FastPay Raises $25M to Bring Financing Options to Digital Media Companies

LA-based startup FastPay, a company with an innovative approach to providing financing and revenue options to digital media businesses, has announced an additional $25 million in new funding from a combination of debt and equity-based financing. FastPay will be using the money to expand its outreach in terms of marketing and sales, and also to give its clients additional access to funds upfront, making it possible for them to spend when they need to, instead of being stuck with the often lengthy payment cycles media companies have traditionally dealt with.

For media companies like web-based publications, financing can often be hard to come by. They’re often ignored by traditional financial organizations, and revenue generating strategies like advertising require lots of scale before they can become lucrative. Ask anyone trying to run a for-profit blog, even those that have steady income from subscription revenue: making money from media-based endeavors isn’t always the most straightforward process. Which is where FastPay saw an opportunity to serve an underserved community.

“One of the common themes I’d heard from a variety of businesses was that businesses were growing, they’re in perpetual fundraising mode, and there was a pain point being caused by the long terms created by brand advertisers,” FastPay CEO and founder Jed Simon said in an interview. “Businesses, whether they were ad networks, affiliate networks, publishers or production studios, they had their costs to contend with on a daily basis, but then they had to wait four months to get paid from their advertisers and these big brands.”

FastPay originally launched back in 2009, and has since provided about $45 million in financing to its clients. The company offers up to $5 million in credit lines to its clients, which include social media marketing firms, digital creative firms and advertising companies in addition to online publishers. Its entire business model is based around clients who typically take over 60 days to get invoices paid, so it makes sense that it would seek additional funds to help upgrade its outlay capacity in terms of providing financing for clients, many of whom are eager to dip back into the well for additional funds, according to Simon.

For those businesses, which have traditionally done most of their fundraising through VC investors, debt-based financing provides an opportunity to get a different kind of capital, which doesn’t come hand-in-hand with a loosening of entrepreneurial control.
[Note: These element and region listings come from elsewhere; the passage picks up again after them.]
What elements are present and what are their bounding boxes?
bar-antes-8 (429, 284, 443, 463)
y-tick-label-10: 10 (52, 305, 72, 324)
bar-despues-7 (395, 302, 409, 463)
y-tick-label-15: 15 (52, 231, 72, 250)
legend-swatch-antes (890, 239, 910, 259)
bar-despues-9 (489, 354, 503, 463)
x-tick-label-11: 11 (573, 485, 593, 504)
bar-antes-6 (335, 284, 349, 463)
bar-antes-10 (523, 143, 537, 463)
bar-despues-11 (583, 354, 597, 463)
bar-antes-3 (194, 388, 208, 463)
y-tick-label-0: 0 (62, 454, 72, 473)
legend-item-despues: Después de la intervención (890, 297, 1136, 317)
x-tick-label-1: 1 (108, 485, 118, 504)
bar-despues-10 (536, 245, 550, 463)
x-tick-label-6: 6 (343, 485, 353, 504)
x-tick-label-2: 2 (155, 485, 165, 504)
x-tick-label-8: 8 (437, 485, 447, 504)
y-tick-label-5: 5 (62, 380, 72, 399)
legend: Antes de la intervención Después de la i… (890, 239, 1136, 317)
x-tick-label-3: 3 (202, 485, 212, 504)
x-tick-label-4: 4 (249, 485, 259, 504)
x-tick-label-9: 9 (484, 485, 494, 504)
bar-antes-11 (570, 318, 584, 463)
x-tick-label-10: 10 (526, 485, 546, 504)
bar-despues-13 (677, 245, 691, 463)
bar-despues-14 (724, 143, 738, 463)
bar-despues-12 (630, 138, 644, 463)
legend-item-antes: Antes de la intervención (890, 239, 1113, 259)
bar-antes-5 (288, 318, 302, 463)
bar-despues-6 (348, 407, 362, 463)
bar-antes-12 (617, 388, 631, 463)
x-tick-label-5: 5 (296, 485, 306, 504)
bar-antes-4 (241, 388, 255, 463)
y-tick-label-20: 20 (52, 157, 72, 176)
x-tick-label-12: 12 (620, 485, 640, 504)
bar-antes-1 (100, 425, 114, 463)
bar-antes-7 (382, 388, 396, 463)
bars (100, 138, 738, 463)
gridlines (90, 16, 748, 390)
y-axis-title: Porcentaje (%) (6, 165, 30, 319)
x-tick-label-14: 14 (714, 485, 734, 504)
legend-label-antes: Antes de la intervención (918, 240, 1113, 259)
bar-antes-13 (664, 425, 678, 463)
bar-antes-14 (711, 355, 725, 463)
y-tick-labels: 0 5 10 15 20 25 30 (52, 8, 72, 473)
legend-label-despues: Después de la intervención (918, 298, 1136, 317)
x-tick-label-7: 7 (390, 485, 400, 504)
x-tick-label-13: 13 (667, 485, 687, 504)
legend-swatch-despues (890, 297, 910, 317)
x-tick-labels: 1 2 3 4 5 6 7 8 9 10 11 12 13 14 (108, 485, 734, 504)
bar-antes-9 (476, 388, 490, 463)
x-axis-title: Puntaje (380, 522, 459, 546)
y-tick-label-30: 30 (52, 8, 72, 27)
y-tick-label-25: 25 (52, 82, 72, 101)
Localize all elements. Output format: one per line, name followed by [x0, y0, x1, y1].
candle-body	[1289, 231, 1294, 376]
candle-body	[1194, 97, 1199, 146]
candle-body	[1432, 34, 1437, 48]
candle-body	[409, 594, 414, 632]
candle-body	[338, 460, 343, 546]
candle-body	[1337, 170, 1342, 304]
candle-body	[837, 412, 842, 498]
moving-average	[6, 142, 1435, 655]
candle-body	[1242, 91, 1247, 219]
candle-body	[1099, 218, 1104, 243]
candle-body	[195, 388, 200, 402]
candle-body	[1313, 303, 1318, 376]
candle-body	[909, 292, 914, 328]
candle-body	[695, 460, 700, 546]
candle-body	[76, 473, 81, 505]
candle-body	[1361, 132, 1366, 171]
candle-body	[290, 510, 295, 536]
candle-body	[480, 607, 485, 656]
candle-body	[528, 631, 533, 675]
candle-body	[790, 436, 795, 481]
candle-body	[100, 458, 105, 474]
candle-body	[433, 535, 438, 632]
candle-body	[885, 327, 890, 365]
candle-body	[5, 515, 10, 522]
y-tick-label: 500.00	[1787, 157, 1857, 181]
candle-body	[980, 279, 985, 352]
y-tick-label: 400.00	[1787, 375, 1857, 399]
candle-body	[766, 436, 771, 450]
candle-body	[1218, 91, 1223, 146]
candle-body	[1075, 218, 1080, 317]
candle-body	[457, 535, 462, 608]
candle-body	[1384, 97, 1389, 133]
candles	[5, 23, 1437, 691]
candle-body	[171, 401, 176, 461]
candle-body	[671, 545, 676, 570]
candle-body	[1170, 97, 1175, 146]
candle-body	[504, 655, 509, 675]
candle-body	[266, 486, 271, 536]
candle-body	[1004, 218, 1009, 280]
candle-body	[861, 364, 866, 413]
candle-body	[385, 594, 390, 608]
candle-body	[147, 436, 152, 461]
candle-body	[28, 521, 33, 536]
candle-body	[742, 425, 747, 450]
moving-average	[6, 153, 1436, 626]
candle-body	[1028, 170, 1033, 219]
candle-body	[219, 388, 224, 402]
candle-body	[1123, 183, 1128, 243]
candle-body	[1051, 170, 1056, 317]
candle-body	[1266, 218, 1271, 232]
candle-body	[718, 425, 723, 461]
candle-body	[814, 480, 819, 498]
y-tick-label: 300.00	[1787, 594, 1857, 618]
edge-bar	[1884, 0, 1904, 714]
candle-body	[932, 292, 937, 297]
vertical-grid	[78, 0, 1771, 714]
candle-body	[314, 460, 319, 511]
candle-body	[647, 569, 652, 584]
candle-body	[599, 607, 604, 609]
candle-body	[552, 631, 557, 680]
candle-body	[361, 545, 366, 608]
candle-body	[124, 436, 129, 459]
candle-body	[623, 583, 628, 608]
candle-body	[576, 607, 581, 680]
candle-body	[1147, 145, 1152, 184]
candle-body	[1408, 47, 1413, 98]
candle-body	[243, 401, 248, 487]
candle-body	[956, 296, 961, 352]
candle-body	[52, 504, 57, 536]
Simon told BetaKit that this provides startups with yet another option, one they can use with VC funding sources, in order to raise the right kind of money for different needs.
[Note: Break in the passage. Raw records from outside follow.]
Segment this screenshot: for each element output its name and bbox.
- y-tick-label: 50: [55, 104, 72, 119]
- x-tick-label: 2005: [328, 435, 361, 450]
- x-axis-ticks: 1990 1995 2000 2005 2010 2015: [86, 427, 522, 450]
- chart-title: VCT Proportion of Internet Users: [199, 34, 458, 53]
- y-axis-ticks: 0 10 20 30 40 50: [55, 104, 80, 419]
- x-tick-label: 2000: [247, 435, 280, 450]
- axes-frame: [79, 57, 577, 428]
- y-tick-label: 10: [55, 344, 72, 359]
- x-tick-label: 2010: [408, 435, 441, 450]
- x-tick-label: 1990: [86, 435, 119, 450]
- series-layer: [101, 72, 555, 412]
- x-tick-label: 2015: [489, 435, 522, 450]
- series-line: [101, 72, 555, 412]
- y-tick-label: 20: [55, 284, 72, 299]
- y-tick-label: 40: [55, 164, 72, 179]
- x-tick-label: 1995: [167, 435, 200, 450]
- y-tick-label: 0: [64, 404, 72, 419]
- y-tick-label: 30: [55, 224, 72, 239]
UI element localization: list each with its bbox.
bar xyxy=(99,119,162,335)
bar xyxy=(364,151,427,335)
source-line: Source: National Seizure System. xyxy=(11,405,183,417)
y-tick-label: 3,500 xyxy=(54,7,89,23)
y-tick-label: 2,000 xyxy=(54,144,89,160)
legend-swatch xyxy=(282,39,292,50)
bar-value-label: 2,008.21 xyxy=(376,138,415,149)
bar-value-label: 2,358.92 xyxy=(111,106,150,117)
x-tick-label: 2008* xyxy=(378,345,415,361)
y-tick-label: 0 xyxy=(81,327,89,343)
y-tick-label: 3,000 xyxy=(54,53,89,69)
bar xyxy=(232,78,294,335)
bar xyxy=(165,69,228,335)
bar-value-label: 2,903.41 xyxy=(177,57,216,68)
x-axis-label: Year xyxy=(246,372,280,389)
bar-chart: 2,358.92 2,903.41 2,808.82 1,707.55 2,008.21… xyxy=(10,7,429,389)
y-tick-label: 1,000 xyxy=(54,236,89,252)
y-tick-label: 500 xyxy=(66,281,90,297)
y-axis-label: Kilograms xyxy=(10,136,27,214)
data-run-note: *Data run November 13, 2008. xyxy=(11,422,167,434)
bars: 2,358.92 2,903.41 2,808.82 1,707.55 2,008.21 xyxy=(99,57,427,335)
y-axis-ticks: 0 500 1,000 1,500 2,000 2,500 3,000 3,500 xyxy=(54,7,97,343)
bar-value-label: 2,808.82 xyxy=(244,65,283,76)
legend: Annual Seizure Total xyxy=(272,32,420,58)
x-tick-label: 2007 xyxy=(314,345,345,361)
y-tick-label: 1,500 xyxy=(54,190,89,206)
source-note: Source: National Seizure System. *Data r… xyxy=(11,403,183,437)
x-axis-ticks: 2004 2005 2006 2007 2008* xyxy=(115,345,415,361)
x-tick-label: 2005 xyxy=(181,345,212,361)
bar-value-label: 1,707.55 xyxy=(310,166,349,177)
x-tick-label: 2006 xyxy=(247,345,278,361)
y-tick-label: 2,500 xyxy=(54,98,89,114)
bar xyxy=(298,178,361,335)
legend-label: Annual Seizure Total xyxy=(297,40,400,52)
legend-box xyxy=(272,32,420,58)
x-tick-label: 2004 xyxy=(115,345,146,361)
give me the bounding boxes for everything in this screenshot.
“[With venture funds,] there’s concerns, there’s liquidation preferences, there’s blocking rights on a sale, there’s a number of scenarios where entrepreneurs want to sell a company, but they’re not able to because it doesn’t make sense to their investors because they have certain hurdle rates for their returns,” he said. “Venture capital’s also got a lot of great characteristics, and it’s also fueled the entire digital economy. However, there are other forms and using a product like ours exclusively, or in combination with VC, it can be very powerful.”

For borrowers, it’s an alternative that’s attractive, with rates between one and 2.5 percent per month based on factors like assessed risk. For FastPay, Simon tells us that the risk is relatively low over all, even though traditional financing channels see exactly the opposite. That’s because big brands and advertisers always pay their clients’ invoices, albeit at a delayed rate, which means that clients will have funds to settle their debt with FastPay, even if it takes a little longer than usual.

In the end, FastPay’s biggest hurdle may not be getting the word out or contending with traditional funding routes like VC investment, but the burgeoning crowdfunding movement, which could get a lot busier in the near future once the U.S. opens equity-based crowdfunding to all early next year. Still, Simon is right in pointing out that a multi-faceted approach to funding, sourcing from different types of investment based on needs, is probably a better way for startups to finance, so even if crowdfunding takes off in a big way, it doesn’t mean debt-based financing will necessarily take a backseat.